By KIM BELLARD
The healthcare world is abuzz with Dr. David Feinberg’s departure from Google Health – another tech giant is shocked to find healthcare was so complicated! – while one of those tech giants (Amazon) not only just surpassed Walmart in consumer spending but also is now planning to build its own department stores. Both very interesting, but all I can think about is robots.
Most of the recent publicity about robots has come from Elon Musk’s announcement of the Tesla Bot, or the new video of Boston Dynamic’s Atlas doing more amazing acrobatics, but I was more intrigued by Brooks Barnes’s New York Times article Are You Ready for Sentient Disney Robots?
Like many industries that serve consumers, healthcare has long been envious of Disney’s success with customer experience. Disney even offers the Disney Institute to train others in their expertise with it. Disney claims its advantage is: “Where others let things happen, we’re consistently intentional in our actions.” That means focusing on “the details that other organizations may often undermanage—or ignore.”
You’d have to admit that healthcare ignores too many of the details, allowing things to happen that shouldn’t.
One of the things that Disney has long included in its parks’ experience were robots. It has had robots in its parks since the early 1960’s, when it introduced “audio-animatronics” – mechanical figures that could move, talk, or sing in very life-like ways. Disney has continued to iterate its robots, but, as Mr. Barnes points out, in a world of video games, CGI, VR/AR, and, for heaven’s sake, Atlas robots doing flips, its lineup was growing dated.
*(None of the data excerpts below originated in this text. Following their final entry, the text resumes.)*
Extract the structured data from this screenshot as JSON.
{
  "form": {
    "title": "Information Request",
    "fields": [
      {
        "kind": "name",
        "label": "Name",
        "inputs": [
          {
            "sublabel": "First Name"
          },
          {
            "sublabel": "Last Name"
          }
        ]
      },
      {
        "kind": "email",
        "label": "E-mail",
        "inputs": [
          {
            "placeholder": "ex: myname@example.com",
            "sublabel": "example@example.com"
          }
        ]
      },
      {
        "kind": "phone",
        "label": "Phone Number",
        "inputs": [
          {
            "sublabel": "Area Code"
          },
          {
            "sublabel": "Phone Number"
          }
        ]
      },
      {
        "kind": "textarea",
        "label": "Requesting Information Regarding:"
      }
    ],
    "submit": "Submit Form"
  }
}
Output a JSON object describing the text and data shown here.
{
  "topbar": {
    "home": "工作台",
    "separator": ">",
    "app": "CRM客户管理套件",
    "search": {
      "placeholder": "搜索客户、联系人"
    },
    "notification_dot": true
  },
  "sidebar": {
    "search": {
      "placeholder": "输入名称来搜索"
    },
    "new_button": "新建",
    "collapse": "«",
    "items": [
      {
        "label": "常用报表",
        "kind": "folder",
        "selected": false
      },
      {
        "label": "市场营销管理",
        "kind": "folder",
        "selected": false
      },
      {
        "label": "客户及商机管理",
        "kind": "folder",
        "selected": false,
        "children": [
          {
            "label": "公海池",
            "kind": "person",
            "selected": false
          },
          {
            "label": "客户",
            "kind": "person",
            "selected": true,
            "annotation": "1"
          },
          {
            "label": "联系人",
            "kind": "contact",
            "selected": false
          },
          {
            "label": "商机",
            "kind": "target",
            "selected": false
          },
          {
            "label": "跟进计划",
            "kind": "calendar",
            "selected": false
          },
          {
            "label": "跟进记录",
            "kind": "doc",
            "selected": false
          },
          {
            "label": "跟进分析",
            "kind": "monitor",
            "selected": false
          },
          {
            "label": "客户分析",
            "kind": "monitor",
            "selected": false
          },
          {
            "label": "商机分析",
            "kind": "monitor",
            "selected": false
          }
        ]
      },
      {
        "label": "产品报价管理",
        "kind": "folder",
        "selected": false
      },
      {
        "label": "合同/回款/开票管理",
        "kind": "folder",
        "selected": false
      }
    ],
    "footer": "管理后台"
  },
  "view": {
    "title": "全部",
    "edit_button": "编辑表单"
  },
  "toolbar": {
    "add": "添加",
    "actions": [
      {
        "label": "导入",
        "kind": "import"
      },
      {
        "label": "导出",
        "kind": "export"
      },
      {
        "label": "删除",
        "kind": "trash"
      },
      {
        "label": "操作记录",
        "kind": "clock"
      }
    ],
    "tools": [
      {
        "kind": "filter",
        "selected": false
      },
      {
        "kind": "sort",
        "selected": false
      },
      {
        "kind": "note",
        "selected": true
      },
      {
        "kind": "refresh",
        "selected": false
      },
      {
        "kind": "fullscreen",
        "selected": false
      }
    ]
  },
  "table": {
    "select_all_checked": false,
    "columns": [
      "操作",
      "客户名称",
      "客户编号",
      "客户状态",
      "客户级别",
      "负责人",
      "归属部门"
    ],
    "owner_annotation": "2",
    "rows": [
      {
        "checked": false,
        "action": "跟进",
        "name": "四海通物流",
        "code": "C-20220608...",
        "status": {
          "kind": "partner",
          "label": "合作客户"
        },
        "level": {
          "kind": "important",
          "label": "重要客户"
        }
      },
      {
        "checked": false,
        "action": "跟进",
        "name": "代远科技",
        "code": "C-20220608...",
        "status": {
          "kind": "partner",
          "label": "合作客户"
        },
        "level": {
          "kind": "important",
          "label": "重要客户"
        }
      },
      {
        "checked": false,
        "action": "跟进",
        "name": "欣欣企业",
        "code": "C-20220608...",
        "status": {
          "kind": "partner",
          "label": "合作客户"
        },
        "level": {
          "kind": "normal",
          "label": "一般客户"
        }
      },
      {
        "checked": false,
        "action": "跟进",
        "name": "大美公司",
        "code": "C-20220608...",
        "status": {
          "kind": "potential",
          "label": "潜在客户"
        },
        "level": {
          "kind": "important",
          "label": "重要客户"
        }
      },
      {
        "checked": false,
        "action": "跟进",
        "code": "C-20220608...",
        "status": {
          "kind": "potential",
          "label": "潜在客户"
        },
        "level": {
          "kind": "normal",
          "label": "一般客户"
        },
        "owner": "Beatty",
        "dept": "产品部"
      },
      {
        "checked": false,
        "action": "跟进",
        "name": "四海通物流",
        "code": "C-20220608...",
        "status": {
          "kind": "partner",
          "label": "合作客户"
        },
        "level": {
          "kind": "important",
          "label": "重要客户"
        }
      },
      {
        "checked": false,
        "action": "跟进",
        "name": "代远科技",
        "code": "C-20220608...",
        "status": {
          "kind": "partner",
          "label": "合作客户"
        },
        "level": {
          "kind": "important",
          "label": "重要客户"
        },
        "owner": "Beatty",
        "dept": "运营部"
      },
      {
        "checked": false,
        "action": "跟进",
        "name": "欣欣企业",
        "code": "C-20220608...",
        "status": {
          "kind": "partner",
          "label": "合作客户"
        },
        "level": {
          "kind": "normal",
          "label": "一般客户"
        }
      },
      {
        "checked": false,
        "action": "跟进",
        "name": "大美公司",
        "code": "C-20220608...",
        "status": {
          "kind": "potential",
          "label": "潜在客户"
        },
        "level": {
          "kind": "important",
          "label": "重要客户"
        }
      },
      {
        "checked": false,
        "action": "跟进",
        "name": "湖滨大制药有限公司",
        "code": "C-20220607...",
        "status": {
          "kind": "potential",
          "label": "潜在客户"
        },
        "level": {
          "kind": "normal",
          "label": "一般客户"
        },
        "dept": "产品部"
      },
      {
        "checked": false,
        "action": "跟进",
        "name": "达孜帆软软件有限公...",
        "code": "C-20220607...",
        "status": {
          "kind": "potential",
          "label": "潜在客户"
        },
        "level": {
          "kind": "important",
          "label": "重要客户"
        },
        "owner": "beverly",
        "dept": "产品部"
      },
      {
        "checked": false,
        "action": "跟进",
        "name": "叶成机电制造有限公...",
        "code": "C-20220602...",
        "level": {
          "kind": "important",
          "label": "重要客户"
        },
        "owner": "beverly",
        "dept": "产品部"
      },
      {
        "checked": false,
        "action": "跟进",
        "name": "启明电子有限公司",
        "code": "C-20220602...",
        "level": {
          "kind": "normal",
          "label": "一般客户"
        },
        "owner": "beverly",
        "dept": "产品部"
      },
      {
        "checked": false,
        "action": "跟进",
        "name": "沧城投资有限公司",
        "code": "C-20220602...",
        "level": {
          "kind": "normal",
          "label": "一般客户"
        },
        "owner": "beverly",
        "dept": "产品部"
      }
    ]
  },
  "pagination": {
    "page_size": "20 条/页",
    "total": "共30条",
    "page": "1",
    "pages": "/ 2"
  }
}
Mr. Barnes quotes Josh D’Amaro, chairman of Disney Parks, Experiences and Products, from an April presentation: “We think a lot about relevancy. We have an obligation to our fans, to our guests, to continue to evolve, to continue to create experiences that look new and different and pull them in. To make sure the experience is fresh and relevant.”
Enter Project Kiwi.
In April, Scott LaValley, the lead engineer on the project, told TechCrunch’s Matthew Panzarino: “Project KIWI started about three years ago to figure out how we can bring our smaller characters to life at their actual scale in authentic ways.” The prototype is Marvel’s character Groot, featured in comic books and the Guardians of the Galaxy movies (he is famous for only saying “I am Groot,” although apparently different intonations result in an entire language).